Speaking of tragedy — as Aristotle laid its structure out, this is the juncture in the movie at which the narrative concept of peripeteia should hit, once the flawed protagonist makes a crucial realization giving their arc a turning point. That seems to be where Field’s going, too: he shows a post-scandal Tár having relocated to Thailand with brief glimpses of dining at an outdoor night market and counseling local kids, a possible back-to-basics move for someone who got her start studying the musical patterns of an Amazon tribe. She takes the podium once more, and for a moment, we can believe that she’s reconnecting to the essence of her work, having shed the toxic cocoon of privilege it granted her. Not so, as revealed by the final shot, too brutally hilarious to be detailed here. Suffice it to say that she has exchanged all her legitimacy for one last morsel of authority; this is her “Gina Carano doing My Son Hunter after getting booted from Star Wars” moment. She can almost trick herself into thinking she wants this instead of needing it, that inability to resist her most obvious vanities the engine of her entirely avoidable, self-incurred destruction.
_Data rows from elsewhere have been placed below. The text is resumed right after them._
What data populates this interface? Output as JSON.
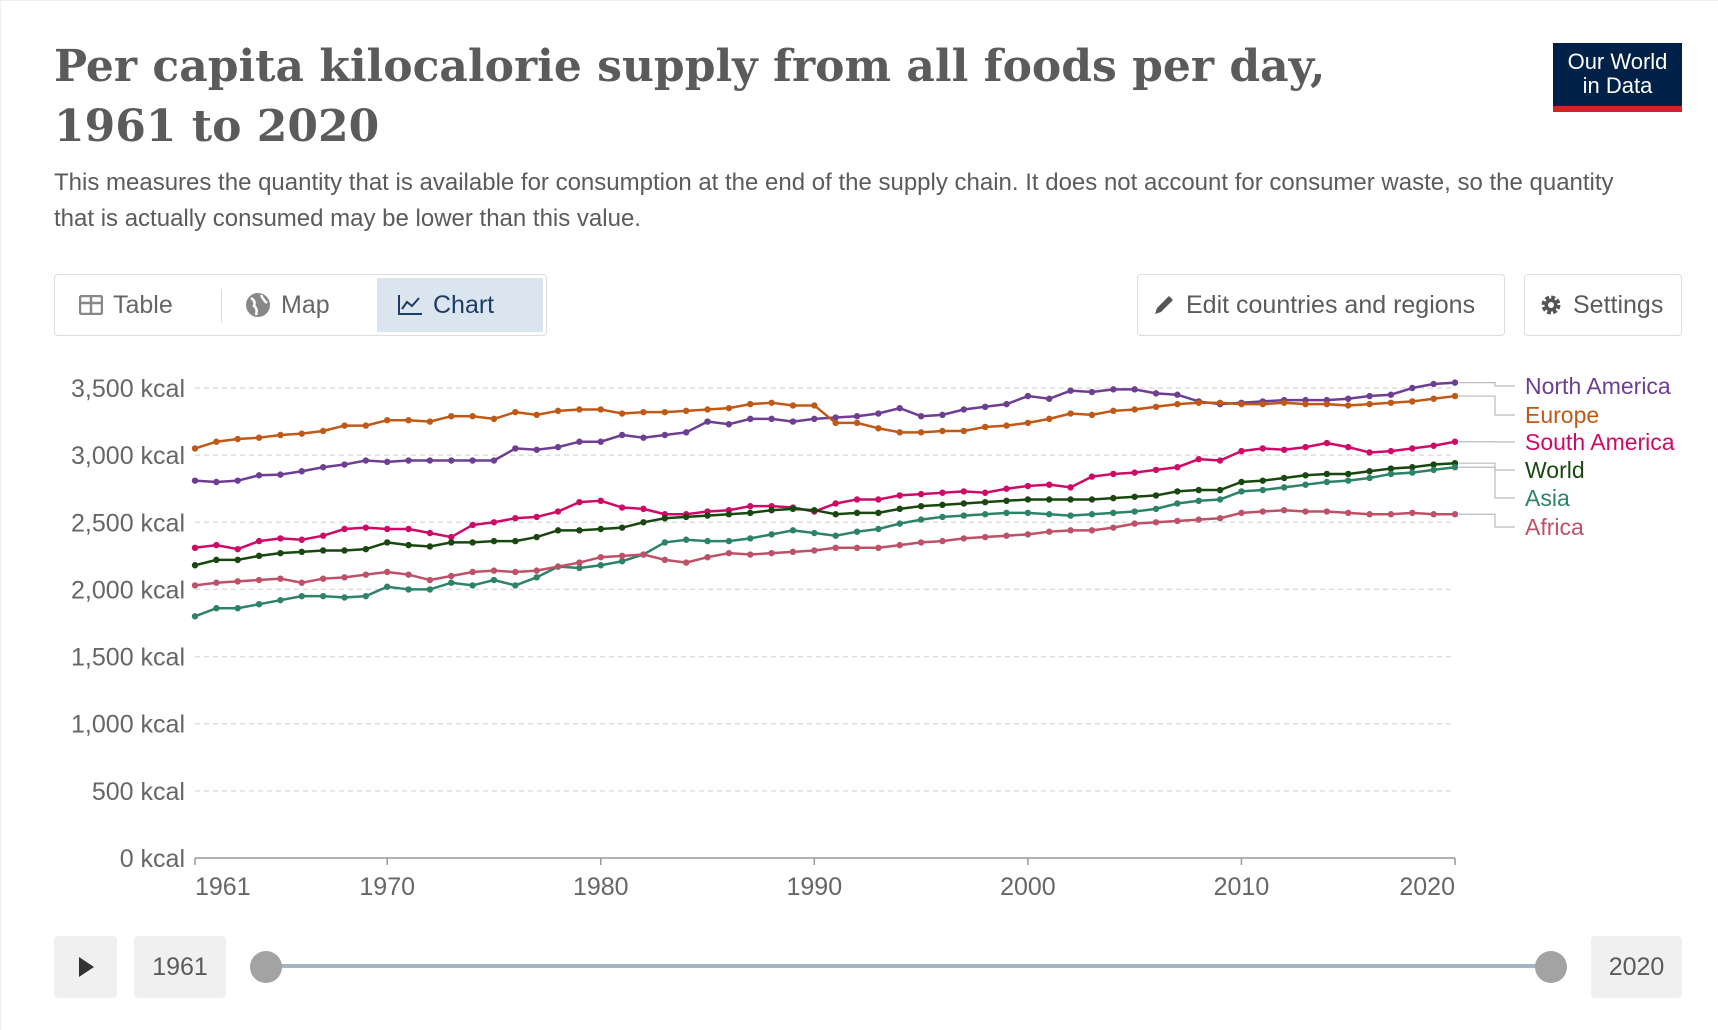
{
  "header": {
    "title": "Per capita kilocalorie supply from all foods per day, 1961 to 2020",
    "subtitle": "This measures the quantity that is available for consumption at the end of the supply chain. It does not account for consumer waste, so the quantity that is actually consumed may be lower than this value.",
    "logo_line1": "Our World",
    "logo_line2": "in Data"
  },
  "tabs": [
    {
      "label": "Table",
      "icon": "table-icon"
    },
    {
      "label": "Map",
      "icon": "globe-icon"
    },
    {
      "label": "Chart",
      "icon": "line-chart-icon",
      "active": true
    }
  ],
  "toolbar": {
    "edit_label": "Edit countries and regions",
    "settings_label": "Settings"
  },
  "timeline": {
    "start_label": "1961",
    "end_label": "2020",
    "start_fraction": 0,
    "end_fraction": 1
  },
  "chart_data": {
    "type": "line",
    "title": "Per capita kilocalorie supply from all foods per day, 1961 to 2020",
    "xlabel": "",
    "ylabel": "",
    "unit": "kcal",
    "xlim": [
      1961,
      2020
    ],
    "ylim": [
      0,
      3500
    ],
    "yticks": [
      0,
      500,
      1000,
      1500,
      2000,
      2500,
      3000,
      3500
    ],
    "ytick_labels": [
      "0 kcal",
      "500 kcal",
      "1,000 kcal",
      "1,500 kcal",
      "2,000 kcal",
      "2,500 kcal",
      "3,000 kcal",
      "3,500 kcal"
    ],
    "xticks": [
      1961,
      1970,
      1980,
      1990,
      2000,
      2010,
      2020
    ],
    "xtick_labels": [
      "1961",
      "1970",
      "1980",
      "1990",
      "2000",
      "2010",
      "2020"
    ],
    "grid": "horizontal dashed",
    "legend": "right",
    "x_start": 1961,
    "series": [
      {
        "name": "North America",
        "color": "#6D3E91",
        "values": [
          2810,
          2800,
          2810,
          2850,
          2855,
          2880,
          2910,
          2930,
          2960,
          2950,
          2960,
          2960,
          2960,
          2960,
          2960,
          3050,
          3040,
          3060,
          3100,
          3100,
          3150,
          3130,
          3150,
          3170,
          3250,
          3230,
          3270,
          3270,
          3250,
          3270,
          3280,
          3290,
          3310,
          3350,
          3290,
          3300,
          3340,
          3360,
          3380,
          3440,
          3420,
          3480,
          3470,
          3490,
          3490,
          3460,
          3450,
          3400,
          3380,
          3390,
          3400,
          3410,
          3410,
          3410,
          3420,
          3440,
          3450,
          3500,
          3530,
          3540
        ]
      },
      {
        "name": "Europe",
        "color": "#C05917",
        "values": [
          3050,
          3100,
          3120,
          3130,
          3150,
          3160,
          3180,
          3220,
          3220,
          3260,
          3260,
          3250,
          3290,
          3290,
          3270,
          3320,
          3300,
          3330,
          3340,
          3340,
          3310,
          3320,
          3320,
          3330,
          3340,
          3350,
          3380,
          3390,
          3370,
          3370,
          3240,
          3240,
          3200,
          3170,
          3170,
          3180,
          3180,
          3210,
          3220,
          3240,
          3270,
          3310,
          3300,
          3330,
          3340,
          3360,
          3380,
          3390,
          3390,
          3380,
          3380,
          3390,
          3380,
          3380,
          3370,
          3380,
          3390,
          3400,
          3420,
          3440
        ]
      },
      {
        "name": "South America",
        "color": "#CF0A66",
        "values": [
          2310,
          2330,
          2300,
          2360,
          2380,
          2370,
          2400,
          2450,
          2460,
          2450,
          2450,
          2420,
          2390,
          2480,
          2500,
          2530,
          2540,
          2580,
          2650,
          2660,
          2610,
          2600,
          2560,
          2560,
          2580,
          2590,
          2620,
          2620,
          2610,
          2580,
          2640,
          2670,
          2670,
          2700,
          2710,
          2720,
          2730,
          2720,
          2750,
          2770,
          2780,
          2760,
          2840,
          2860,
          2870,
          2890,
          2910,
          2970,
          2960,
          3030,
          3050,
          3040,
          3060,
          3090,
          3060,
          3020,
          3030,
          3050,
          3070,
          3100
        ]
      },
      {
        "name": "World",
        "color": "#18470F",
        "values": [
          2180,
          2220,
          2220,
          2250,
          2270,
          2280,
          2290,
          2290,
          2300,
          2350,
          2330,
          2320,
          2350,
          2350,
          2360,
          2360,
          2390,
          2440,
          2440,
          2450,
          2460,
          2500,
          2530,
          2540,
          2550,
          2560,
          2570,
          2590,
          2600,
          2590,
          2560,
          2570,
          2570,
          2600,
          2620,
          2630,
          2640,
          2650,
          2660,
          2670,
          2670,
          2670,
          2670,
          2680,
          2690,
          2700,
          2730,
          2740,
          2740,
          2800,
          2810,
          2830,
          2850,
          2860,
          2860,
          2880,
          2900,
          2910,
          2930,
          2940
        ]
      },
      {
        "name": "Asia",
        "color": "#2C8465",
        "values": [
          1800,
          1860,
          1860,
          1890,
          1920,
          1950,
          1950,
          1940,
          1950,
          2020,
          2000,
          2000,
          2050,
          2030,
          2070,
          2030,
          2090,
          2170,
          2160,
          2180,
          2210,
          2260,
          2350,
          2370,
          2360,
          2360,
          2380,
          2410,
          2440,
          2420,
          2400,
          2430,
          2450,
          2490,
          2520,
          2540,
          2550,
          2560,
          2570,
          2570,
          2560,
          2550,
          2560,
          2570,
          2580,
          2600,
          2640,
          2660,
          2670,
          2730,
          2740,
          2760,
          2780,
          2800,
          2810,
          2830,
          2860,
          2870,
          2890,
          2910
        ]
      },
      {
        "name": "Africa",
        "color": "#BE5168",
        "values": [
          2030,
          2050,
          2060,
          2070,
          2080,
          2050,
          2080,
          2090,
          2110,
          2130,
          2110,
          2070,
          2100,
          2130,
          2140,
          2130,
          2140,
          2170,
          2200,
          2240,
          2250,
          2260,
          2220,
          2200,
          2240,
          2270,
          2260,
          2270,
          2280,
          2290,
          2310,
          2310,
          2310,
          2330,
          2350,
          2360,
          2380,
          2390,
          2400,
          2410,
          2430,
          2440,
          2440,
          2460,
          2490,
          2500,
          2510,
          2520,
          2530,
          2570,
          2580,
          2590,
          2580,
          2580,
          2570,
          2560,
          2560,
          2570,
          2560,
          2560
        ]
      }
    ]
  }
}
For Tár herself, the ignominy of her new position serves up just desserts, but Field also keeps one eye on the destruction in her wake. Notwithstanding its punchline comedy value, the final shot’s dominant tone is that of disappointment, mourning the integrity of fine art doomed to be gobbled up by the pop barbarians at the lowest-common-denominator gates so long as the keepers insist on ruining themselves. There is only one Lydia Tár, and while the human species will always deliver unto us more masters for each form, the sui generis nature of true inspiration is such that she’s irreplaceable in specific. Two difficult truths coexist in tense disharmony, then: that there’s no level of talent giving someone a pass for physical or psychological violation, and that the sanctity of vision has been degraded by turning away from abrasive, even abusive personalities. There’s nothing to be done about it, the dignity of life outranking all other imperatives, but those of us dedicated to the proposition of greatness deserve some leeway to feel ambivalence even as we know what’s right. These losses are regrettable and necessary, neither quality canceling out the other.